In this article, we have introduced RUBRIC, a new adaptation of real-time selective sequencing for the Oxford MinION. Unlike the earlier pattern-matching approach33, RUBRIC operates in sequence-space, making it possible to leverage the speed, flexibility, and scalability of bioinformatic tools like LAST for selection. Significantly, RUBRIC pre-screening features seek to admit only informative and timely reads to the decision process, reducing computational requirements and enabling real-time basecalling, alignment, and selection of MinION reads without specialized, high-performance computing platforms. While real-time selective sequencing generally provides a means to enrich rare target sequence vs. background without target-specific reagents, primers, or baits, working in sequence-space simplifies the process of choosing, optimizing, and modifying RUBRIC selection targets, all of which can be done on-the-fly based on conventional nucleic acid reference sequences.

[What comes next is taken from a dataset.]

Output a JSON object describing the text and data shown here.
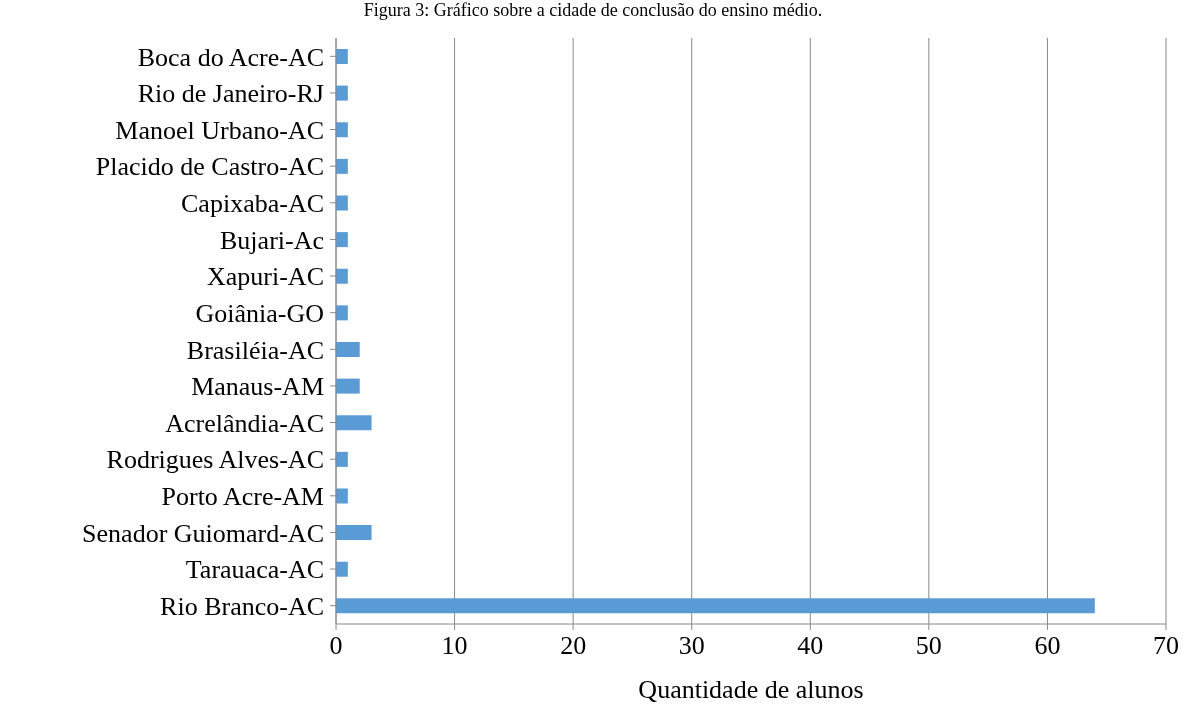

We have characterized RUBRIC operation through a series of lambda DNA digest experiments, obtaining limited absolute enrichment of target reads (<2%) but achieving very effective background depletion yielding as much as 330x relative enrichment versus control. The high degree of customization offered by RUBRIC (choice of basecaller/aligner, ratio of RUBRIC to control pores, threshold filter settings, queue size, queue timeout, evaluation window size/offset, aligner settings, etc.) makes it readily adaptable to different sample types, libraries, and computing configurations. Preliminary demonstration experiments have applied RUBRIC to select for CRISPR/Cas9-excised rDNA against a background of E. coli gDNA and to select for 1% E. coli gDNA against a background of 99% human DNA, achieving absolute target sequence enrichment of 15% in the latter case. To better understand these seemingly modest outcomes, we have proposed a model estimating the likely upper bounds on real-time selection performance and have found our results to be largely consistent with its predictions. This analysis suggests that the limited target enrichment we have seen to date is less a consequence of the speed or fidelity of our method than the relatively high rate of MinION pore vacancy, which critically limits the gains that can be realized by real-time selection.

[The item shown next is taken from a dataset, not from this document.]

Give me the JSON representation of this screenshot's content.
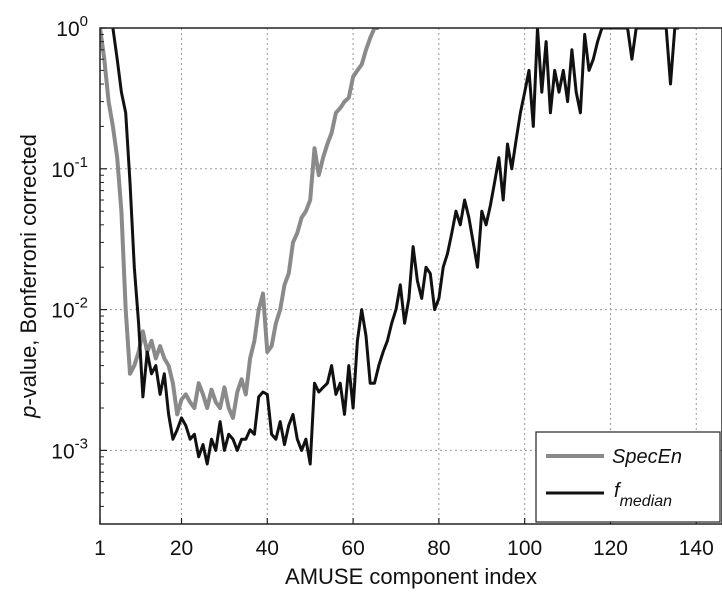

Future work will focus on optimizing RUBRIC performance and applying the method to clinically and diagnostically relevant sample types (e.g., host/pathogen mixtures), where selection can provide the greatest benefits. In such applications, accumulating RUBRIC sequence decision reads could itself provide a rapid, presumptive diagnostic result, given sufficient specificity. These reads could also be used to prioritize which fast5s should receive concurrent full strand basecalling and analysis during sequencing, potentially shortening time to identification. With these goals in mind, we will seek to improve our library preparations to increase pore occupancy and DNA fragment length, both of which should substantially improve RUBRIC performance based on our model predictions. To avoid the pitfalls of retrospectively setting the RUBRIC threshold filter, we plan to automate this process, perhaps using real-time RUBRIC decision and mapping results to iteratively adjust the filter throughout each run. We also expect to migrate RUBRIC to the latest release of the Read Until developer API (v2), adapt the method for raw data or GPU basecalling (e.g., with ONT’s Scrappie or Guppy callers, respectively), and explore its application to MinION direct RNA sequencing.